Today, as DC plans are poised to become the dominant form of retirement savings around the world, I am inspired to provide a book to help guide the development of successful DC plans primarily for the benefit of employers and workers now and in the future. My hope is that plan sponsors, consultants, and other plan fiduciaries, by engaging with the materials in this book, will take away an empowering framework and insights to help structure and further evolve DC plan design.
DC PLANS: BECOMING THE NEW REALITY.. NO TURNING BACK
DC plans are a large and growing market globally, representing nearly half the world’s $36 trillion in estimated total pension assets. Over the past decade, the global share of pension assets held in DC plans in the world’s major pension markets has increased dramatically, from 39.9 percent in 2005 to 48.4 percent in 2015 – and DC assets have also grown at a faster pace than DB assets, at a rate of 7.1 percent per year compared to the slower pace of 3.4 percent per year for assets in DB plans (Willis Towers Watson, Global Pension Assets Study 2016, covering 19 major pension markets). While DC pension assets are increasing around the world, the United States, Australia, and the UK represent roughly 90 percent with 76 percent, 7.5 percent, and 6 percent of the global DC pension assets.

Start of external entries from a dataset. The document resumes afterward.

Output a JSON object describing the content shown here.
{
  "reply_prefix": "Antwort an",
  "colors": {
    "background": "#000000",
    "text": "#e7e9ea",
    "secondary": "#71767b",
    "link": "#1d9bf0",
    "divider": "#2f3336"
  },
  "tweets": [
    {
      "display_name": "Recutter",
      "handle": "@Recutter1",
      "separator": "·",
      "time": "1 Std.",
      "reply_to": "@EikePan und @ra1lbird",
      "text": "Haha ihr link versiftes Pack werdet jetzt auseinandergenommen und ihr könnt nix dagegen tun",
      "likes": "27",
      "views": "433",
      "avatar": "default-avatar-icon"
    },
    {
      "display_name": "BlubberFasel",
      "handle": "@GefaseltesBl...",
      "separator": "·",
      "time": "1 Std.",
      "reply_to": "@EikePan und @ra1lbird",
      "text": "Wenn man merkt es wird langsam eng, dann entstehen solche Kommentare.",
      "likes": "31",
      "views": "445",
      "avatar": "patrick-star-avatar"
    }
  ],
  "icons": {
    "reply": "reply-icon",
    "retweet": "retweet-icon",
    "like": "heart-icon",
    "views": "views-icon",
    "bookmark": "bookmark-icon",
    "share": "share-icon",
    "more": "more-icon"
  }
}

In 2014, we spoke to Brigitte Miksa, Head of International Pensions (and Executive Editor of PROJECT M at Allianz Asset Management AG), about the development of retirement systems around the globe. We discussed the shift in weight among the pillars or sources of retirement income, including the first source of public pensions, such as Social Security, and the second source of occupational programs, both DB and DC. We also contrasted reliance on the different sources of retirement income and DC developments within three market segments: Anglo-Saxon countries, developed European countries, and emerging pension markets.
Looking forward, as each market develops and DC assets grow, Miksa expects the plans in these markets will become increasingly “professionalized,” such that decision-making about asset allocation and more will shift over time to professionals, away from individual participants. (These shifts mirror the evolution toward institutionalized structures for DC plans discussed above.) She told us:
Starting in the early 1990s, many countries initiated pension reforms and we began to see shifts in the dependency on different retirement income pillars. The initial wave of reforms focused on sustainability of the first pillar – government-funded public pensions such as Social Security. With the recent financial crisis, more pressure has been placed on reforming public pensions, and fortunately, these efforts have been quite successful in many cases. For instance, increasing the age for public pension qualification will help with the sustainability of public pensions in many countries.
Another significant global shift is occurring in the second pillar – employer-sponsored or occupational pension schemes. We continue to see rapid movement away from defined benefit pension plans and toward defined contribution systems.